Do tej pory okrągły stół kojarzony jest, i słusznie, z jednym, specjalnie zrobionym na tę okazję, meblem z Pałacu Prezydenckiego. Tylko dlaczego ten mebel jest tak rzadko używany, skoro w Polsce ciągle, jak się okazuje, jest tyle spraw do przedyskutowania, do obgadania, do prezentacji argumentów, nawet jeśli nie skończy się to żadnymi uzgodnieniami, a każda debata publiczna na jakikolwiek temat zamienia się w dyskusję ideologiczną albo polityczną? A problemy pozostają.
Dzisiejszy, katastrofalny stan finansów publicznych i konieczność szybkiego wdrożenia w życie planu Hausnera to także efekt braku dialogu, braku debaty, braku rozmowy o sprawach zamiast o podziale stanowisk, czy podziale łupów po kolejnych wyborach.
Reformy rządu Mazowieckiego i Balcerowicza były czymś radykalnym i niezbędnym, wiele z tego, co działo się później, bez względu na rządzącą ekipę i układ sił w parlamencie, polegało na rozmywaniu i opóźnianiu tamtych reform.

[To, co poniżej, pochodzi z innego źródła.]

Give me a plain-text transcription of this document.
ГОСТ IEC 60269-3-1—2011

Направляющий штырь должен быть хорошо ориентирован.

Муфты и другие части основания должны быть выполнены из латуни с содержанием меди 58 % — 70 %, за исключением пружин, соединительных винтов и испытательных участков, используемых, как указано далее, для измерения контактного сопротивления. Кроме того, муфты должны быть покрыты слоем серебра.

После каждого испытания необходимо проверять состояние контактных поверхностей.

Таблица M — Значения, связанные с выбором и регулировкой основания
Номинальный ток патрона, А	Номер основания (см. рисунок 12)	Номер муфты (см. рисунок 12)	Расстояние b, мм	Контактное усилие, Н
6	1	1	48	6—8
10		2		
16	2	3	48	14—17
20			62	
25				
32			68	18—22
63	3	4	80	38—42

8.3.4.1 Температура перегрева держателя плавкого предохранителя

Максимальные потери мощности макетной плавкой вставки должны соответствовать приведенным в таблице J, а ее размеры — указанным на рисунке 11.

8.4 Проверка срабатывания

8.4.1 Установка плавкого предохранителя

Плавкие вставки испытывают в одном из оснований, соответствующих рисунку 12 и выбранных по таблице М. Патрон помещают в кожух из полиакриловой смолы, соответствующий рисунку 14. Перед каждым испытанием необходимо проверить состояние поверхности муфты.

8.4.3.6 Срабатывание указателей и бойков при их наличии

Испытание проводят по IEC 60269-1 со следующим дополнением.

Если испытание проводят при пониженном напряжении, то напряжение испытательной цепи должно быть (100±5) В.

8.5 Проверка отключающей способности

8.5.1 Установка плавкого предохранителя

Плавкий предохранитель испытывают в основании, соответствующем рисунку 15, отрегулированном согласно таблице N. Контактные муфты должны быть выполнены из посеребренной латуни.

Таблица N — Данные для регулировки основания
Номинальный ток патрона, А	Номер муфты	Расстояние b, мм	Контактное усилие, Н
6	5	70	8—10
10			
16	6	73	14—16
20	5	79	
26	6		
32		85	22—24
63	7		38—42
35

Ślimacząca się prywatyzacja, fiasko reformy służby zdrowia, źle prowadzona reforma emerytalna, weto prezydenta w sprawie PIT i fiasko "białej księgi" Balcerowicza, koszmarny bałagan legislacyjny, brak konsekwencji w reformowaniu stosunków pracy, nadgorliwość w przyjmowaniu zobowiązań wobec Unii Europejskiej, których sama Unia od nas i naszych firm nie wymaga, nierówne traktowanie przedsiębiorstw państwowych i prywatnych, choć te ostatnie tworzą dziś trzy czwarte PKB - to skrócona lista grzechów i zaniechań, będących skutkiem prymatu populizmu i politykierstwa nad pragmatyzmem i odpowiedzialnością.
Takie są efekty myślenia kategoriami jednorocznego budżetu państwa, zamiast planowania wieloletniego, niechęci do zmian, które mogły doraźnie naruszyć interesy elektoratu partii, choć wiadomo, że brak reform w dłuższej perspektywie i tak obróci się przeciwko temu elektoratowi. Po to wybiera się polityków, by mieli odwagę podejmować niepopularne decyzje, jeśli są niezbędne.